Nie. Żeby dostać wypis, musisz znać nr ewidencyjny działki, nazwę miejscowości i gminę. Poza tym nie wiem, czy dają taki wypis komuś, kto nie jest właścicielem :-? Najprościej zapytać sąsiadów, nawet gdy mieszkają kilka kilometrów dalej - na wsiach wszyscy wszystkich znają. Możesz też w okolicy popytać, czy ktoś nie chce sprzedać działki - na pewno kogoś Ci polecą.

ventil
20-11-2005, 13:38
Dzięki anpi. Czyli wracamy do początku. No i nie pozostaje nic innego jak pytać sąsiadów - tylko że niektórzy po prostu nie chcą nic powiedzieć.

ppp.j
20-11-2005, 13:59
Ale jest SOŁTYS i on jako przedstawiciel WŁADZY na tym terenie powinien udzielić informacji.

redd
20-11-2005, 14:10
Dzięki redd za odpowiedź. Ale ja nie znam numerów tych działek, jedynie miejcowości i miejsca w których się znajdują. Czy to wystarczy?
Aby poznać nr działki należy najpierw wystąpić o wyrys z mapy zasadniczej.
Każdy ma prawo do tej informacji z rejestru gruntów, np. mając taki zamiar jak Ty.

Yogi66
20-11-2005, 14:13
Ale jest SOŁTYS i on jako przedstawiciel WŁADZY na tym terenie powinien udzielić informacji.

AA pokaż mi proszę taki przepis który mówi, że powinien udzielić tej informacji pierwszej lepszej osobie która zatrzyma swój samochód przed "sołtysówką".

Swoją drogą, czy byłbyś zadowolony gdyby ktoś rozpytywał się dozorcę Twojego bloku kto mieszka w tym mieszkaniu i wskazywał Twoje okna?

Proponuję raczej zostawić u sąsiadów (a może i nawet u sołtysa) swój adres z numerem telefonu z prośbą o przekazanie tych danych właścicielowi gruntu.

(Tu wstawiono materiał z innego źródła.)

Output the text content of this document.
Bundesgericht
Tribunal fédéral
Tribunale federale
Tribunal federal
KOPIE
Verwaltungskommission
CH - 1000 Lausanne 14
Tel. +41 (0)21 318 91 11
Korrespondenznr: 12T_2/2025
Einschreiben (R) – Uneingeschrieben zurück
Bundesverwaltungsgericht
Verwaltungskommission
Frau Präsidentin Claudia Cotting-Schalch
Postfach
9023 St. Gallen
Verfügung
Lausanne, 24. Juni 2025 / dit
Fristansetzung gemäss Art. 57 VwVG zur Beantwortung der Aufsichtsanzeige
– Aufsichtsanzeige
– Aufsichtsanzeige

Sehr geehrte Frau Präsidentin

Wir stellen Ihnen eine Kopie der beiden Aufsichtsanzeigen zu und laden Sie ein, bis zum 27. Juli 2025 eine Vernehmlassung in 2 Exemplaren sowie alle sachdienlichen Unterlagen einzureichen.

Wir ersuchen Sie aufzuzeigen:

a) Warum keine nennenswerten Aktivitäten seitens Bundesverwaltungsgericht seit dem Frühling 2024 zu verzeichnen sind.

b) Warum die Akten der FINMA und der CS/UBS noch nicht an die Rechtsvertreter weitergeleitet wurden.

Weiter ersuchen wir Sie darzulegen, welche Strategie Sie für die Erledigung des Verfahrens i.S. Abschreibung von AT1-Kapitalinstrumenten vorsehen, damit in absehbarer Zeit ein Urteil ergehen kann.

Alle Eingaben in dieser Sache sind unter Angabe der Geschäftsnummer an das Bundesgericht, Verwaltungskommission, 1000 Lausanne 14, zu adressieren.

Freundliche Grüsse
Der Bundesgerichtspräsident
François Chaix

Jeśli będzie on na sprzedaż to się odezwie.
Kto wie. Może nawet właściciel rozpowiedział po okolicy, że działka jest na sprzedaż i tym samym upoważnił do przekazania swojego adresu. Wówczas uzyskasz go "od ręki".

AGA44
20-11-2005, 14:47
Może w Starostwie Powiatowym - w wydziale goeodezji coś Ci pomogą. Popytaj jeszcze w gminie.

aqep
20-11-2005, 16:01
jak ja szukalem wlasciciela dzialki to poszedlem do gminy,powiedzialem gdzie znajduje sie dzialka, uzykalem nr dzialki- to bylo za darmo, pozniej udalem sie do starostwa,pokazalem papierek z gminy, zaplacilem za podanie danych!! wlasciciela dzialki ,,cos ok 5-7zl i w ten sposob mialem namiary..

KaiM
20-11-2005, 18:04
Ja podobnie, tylko całość załatwiałem w Powiatowym Centrum Dokumentacji Geodezyjnej i Geotechnicznej. Dowiedz się gdzie mieści się Twój. Trzeba iść i poprosić o wgląd w mapę taką ogólną (chyba 1:5000) dla danej gminy (może być w kilku arkuszach). U mnie było zawsze na miejscu od ręki i za darmo. Niestety trzeba umieć odnaleźć na tej mapie interesujące nas działki, a to potrafi być kłopotliwe dla kogoś nieobeznanego z mapami. Panie czasem pomagały jak miały humor. Jak już znajdziesz miejsce to czytasz numer działki i dalej już prosto. Prosisz o wypis z rejestru gruntów, płacisz za to chyba właśnie 7zł od sztuki i już masz dane adresowe właściciela. Niestety nie zawsze aktualne ale zawsze to jakiś ślad żeby gdzieś zacząć.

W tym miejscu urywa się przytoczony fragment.